- Directed by: Claude Cariven
- Written by: Claude Cariven
- Produced by: Maggie Gillet Pierre Gillet
- Starring: Robert Dhéry; Colette Brosset; Louis de Funès;
- Cinematography: Jacques Robin
- Edited by: Etiennette Muse
- Music by: Marcel Stern
- Production companies: Jeannic Films Sud Films
- Distributed by: Jeannic Films
- Release date: 27 June 1952;
- Running time: 76 minutes
- Country: France
- Language: French

= Love Is Not a Sin =

1952 film by Claude Cariven

Love Is Not a Sin (French: L'amour n'est pas un pêché) is a 1952 French comedy film directed by Claude Cariven and starring Robert Dhéry, Colette Brosset and Louis de Funès. It was shot at the Billancourt Studios in Paris. The film's sets were designed by the art director Raymond Gabutti.

==Synopsis==
A leader of an anti-female organisation and a feminist live next door and quarrel violently.

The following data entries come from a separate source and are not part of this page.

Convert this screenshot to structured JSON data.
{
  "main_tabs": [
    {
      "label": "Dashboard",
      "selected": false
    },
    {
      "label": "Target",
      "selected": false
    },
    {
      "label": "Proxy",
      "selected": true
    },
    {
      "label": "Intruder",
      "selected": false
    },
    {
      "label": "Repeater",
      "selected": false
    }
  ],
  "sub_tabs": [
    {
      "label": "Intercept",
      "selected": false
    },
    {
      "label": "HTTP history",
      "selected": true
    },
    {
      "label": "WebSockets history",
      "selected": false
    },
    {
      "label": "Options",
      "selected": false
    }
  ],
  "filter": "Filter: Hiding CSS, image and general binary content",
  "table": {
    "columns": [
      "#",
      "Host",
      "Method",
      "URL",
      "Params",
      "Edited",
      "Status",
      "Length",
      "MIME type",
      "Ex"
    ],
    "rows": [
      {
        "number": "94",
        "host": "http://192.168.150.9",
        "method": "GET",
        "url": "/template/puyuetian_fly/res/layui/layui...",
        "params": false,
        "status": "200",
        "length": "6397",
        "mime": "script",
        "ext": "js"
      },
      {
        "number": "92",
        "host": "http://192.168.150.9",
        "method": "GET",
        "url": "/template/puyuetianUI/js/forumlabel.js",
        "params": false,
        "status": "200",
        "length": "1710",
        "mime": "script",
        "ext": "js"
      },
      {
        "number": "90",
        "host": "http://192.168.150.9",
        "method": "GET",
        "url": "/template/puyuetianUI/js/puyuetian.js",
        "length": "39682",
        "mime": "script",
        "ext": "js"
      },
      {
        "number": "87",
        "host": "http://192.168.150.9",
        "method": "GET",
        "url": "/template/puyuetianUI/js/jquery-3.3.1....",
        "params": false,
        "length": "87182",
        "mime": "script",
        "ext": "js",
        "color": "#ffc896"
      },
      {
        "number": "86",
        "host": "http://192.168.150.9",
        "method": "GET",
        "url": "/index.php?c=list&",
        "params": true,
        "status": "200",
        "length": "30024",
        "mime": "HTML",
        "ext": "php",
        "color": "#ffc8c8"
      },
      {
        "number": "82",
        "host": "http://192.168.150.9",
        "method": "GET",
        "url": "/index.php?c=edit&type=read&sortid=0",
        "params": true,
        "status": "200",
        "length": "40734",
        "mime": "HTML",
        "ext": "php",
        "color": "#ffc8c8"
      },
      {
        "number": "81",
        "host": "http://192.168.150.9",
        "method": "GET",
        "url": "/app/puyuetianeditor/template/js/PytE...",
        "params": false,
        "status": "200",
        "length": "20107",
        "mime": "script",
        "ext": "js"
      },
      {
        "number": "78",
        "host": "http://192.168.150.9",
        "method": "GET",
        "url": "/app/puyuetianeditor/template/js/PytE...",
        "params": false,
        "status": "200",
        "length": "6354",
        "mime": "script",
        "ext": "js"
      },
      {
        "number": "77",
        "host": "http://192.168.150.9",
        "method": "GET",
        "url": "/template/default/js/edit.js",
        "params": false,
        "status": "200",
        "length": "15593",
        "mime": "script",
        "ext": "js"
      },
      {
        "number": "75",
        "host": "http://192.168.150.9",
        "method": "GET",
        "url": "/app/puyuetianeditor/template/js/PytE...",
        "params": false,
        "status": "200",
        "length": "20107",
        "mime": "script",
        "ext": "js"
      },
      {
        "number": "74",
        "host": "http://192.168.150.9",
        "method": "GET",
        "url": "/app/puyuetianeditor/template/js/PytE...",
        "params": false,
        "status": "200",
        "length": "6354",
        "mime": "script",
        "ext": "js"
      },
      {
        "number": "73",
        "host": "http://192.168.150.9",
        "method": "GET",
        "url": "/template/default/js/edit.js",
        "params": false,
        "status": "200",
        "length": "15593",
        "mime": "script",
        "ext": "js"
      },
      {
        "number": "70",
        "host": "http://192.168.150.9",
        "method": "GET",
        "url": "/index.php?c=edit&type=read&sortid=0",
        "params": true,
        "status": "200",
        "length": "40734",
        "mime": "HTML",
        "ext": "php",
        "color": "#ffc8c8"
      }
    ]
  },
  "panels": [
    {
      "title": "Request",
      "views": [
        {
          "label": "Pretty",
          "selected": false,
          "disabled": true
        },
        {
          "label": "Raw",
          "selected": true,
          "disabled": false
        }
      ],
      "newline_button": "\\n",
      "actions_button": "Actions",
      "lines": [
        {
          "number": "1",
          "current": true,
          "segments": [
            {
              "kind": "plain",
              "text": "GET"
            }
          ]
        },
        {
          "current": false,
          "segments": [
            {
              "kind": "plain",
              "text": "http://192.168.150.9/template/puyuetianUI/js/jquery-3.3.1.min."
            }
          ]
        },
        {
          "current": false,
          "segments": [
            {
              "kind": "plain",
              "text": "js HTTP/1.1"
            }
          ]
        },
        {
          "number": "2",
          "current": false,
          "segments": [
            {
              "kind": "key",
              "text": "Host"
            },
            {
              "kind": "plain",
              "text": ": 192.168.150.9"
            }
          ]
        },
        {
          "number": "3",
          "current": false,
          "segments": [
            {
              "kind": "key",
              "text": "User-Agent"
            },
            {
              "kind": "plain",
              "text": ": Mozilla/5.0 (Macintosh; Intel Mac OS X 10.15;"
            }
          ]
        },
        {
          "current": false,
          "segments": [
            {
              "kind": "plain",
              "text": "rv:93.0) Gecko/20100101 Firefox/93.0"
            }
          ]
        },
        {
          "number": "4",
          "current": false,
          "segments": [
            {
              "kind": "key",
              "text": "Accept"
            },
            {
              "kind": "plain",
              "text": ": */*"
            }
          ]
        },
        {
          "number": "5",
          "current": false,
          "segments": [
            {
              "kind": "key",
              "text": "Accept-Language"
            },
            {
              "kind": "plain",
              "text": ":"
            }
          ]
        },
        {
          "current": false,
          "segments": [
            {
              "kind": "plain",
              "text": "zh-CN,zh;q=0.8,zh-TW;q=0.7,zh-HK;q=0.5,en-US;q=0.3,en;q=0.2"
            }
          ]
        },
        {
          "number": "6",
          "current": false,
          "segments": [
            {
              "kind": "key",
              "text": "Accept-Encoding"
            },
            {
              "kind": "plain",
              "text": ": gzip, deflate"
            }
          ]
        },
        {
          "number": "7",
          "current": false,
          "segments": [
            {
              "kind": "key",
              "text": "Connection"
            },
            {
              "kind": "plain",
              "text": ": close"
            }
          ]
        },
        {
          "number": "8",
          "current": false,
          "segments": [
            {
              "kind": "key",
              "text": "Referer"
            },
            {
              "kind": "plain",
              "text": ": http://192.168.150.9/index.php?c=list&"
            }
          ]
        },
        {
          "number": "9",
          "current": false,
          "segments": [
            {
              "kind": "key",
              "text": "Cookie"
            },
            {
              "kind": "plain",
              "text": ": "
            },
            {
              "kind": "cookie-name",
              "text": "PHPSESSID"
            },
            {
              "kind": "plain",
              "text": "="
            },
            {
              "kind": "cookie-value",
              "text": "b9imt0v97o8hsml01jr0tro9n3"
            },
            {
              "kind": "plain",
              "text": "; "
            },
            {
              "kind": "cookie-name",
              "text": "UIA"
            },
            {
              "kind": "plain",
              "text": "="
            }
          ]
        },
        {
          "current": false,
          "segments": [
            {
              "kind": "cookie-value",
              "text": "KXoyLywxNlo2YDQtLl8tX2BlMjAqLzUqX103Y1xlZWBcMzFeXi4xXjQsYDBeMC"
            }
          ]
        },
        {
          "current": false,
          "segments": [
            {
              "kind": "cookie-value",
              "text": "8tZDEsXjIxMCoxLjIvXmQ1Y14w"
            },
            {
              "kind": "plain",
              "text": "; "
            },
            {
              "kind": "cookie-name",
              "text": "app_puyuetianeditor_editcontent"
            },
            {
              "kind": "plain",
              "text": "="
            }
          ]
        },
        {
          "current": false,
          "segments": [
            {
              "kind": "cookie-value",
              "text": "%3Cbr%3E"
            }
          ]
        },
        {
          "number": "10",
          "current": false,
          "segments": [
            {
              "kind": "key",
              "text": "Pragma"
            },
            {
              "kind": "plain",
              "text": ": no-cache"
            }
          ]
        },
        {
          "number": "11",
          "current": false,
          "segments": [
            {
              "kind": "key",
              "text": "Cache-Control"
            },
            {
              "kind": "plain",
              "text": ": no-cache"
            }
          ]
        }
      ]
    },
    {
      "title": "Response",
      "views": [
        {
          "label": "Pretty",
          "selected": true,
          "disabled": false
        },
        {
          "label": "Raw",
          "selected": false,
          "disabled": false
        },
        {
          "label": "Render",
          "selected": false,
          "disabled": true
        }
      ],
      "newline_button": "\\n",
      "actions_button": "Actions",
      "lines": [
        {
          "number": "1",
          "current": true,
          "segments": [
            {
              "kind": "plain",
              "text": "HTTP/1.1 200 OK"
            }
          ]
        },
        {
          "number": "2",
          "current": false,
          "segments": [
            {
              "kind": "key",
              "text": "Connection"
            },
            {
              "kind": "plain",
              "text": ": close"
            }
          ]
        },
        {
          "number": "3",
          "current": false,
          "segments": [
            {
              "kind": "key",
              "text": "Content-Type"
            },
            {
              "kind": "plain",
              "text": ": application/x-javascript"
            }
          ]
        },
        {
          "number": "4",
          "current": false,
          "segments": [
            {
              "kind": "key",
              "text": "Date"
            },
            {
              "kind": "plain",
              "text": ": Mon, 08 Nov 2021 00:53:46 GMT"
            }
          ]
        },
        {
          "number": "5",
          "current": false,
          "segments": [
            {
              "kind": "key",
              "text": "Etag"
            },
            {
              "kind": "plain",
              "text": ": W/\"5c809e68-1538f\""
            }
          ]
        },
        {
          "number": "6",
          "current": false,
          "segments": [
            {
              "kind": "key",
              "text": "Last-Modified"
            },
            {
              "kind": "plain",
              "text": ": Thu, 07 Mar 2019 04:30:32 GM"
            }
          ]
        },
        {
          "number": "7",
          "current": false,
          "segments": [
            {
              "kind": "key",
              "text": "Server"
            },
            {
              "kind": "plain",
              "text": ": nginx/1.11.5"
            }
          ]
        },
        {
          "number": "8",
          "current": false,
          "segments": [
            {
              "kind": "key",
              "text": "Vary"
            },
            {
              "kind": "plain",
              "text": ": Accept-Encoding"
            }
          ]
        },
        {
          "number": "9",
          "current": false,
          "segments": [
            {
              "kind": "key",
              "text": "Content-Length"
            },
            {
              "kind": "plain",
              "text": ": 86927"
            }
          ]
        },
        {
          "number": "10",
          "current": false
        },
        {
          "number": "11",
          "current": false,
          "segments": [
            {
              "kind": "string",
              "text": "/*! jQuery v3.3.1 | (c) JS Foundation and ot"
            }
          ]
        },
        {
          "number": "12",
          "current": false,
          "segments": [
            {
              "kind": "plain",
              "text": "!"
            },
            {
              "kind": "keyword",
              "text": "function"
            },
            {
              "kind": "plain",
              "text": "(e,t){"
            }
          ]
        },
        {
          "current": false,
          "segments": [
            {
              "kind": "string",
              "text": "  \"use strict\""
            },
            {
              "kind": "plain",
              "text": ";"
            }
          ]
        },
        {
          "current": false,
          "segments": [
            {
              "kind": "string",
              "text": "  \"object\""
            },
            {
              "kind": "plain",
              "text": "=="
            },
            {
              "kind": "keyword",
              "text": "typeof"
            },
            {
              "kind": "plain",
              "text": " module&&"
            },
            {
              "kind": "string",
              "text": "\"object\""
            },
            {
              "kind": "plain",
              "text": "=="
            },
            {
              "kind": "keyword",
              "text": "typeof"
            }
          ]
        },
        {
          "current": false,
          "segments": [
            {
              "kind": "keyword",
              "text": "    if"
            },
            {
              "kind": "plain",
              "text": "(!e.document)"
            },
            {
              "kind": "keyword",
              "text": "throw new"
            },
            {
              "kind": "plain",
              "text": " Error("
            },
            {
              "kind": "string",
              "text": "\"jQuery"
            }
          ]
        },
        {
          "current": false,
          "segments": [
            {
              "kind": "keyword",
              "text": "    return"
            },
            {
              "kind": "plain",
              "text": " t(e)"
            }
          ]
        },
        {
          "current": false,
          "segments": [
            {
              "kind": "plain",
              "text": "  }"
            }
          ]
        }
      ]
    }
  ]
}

Eventually they will end up reconciling.

== Cast ==
- Robert Dhéry as Jacques Loursier, president of the l'U.R.A.F
- Colette Brosset as Eliane Cahuzac, chairwoman of the l'A.P.T.I.D.L.F
- Maryse Martin as the concierge of the building
- Paul Demange as a tenant
- André Chanu as the commander Durmel
- Jacques Legras as Mr Vaugerel, member of the association
- Roger Saget as a mover
- Pierre Duncan as a mover
- Guy Henry as a mover
- Gérard Darrieu as a mover
- Jacky Blanchot as a mover
- Verlor et Davril as the singers of the restaurant
- Mario David as the agent in the staircase
- Louis de Funès as Mr Cottin, member of the U.R.A.F

==Bibliography==
- Dicale, Bertrand. Louis de Funès, grimaces et gloire. Grasset, 2009.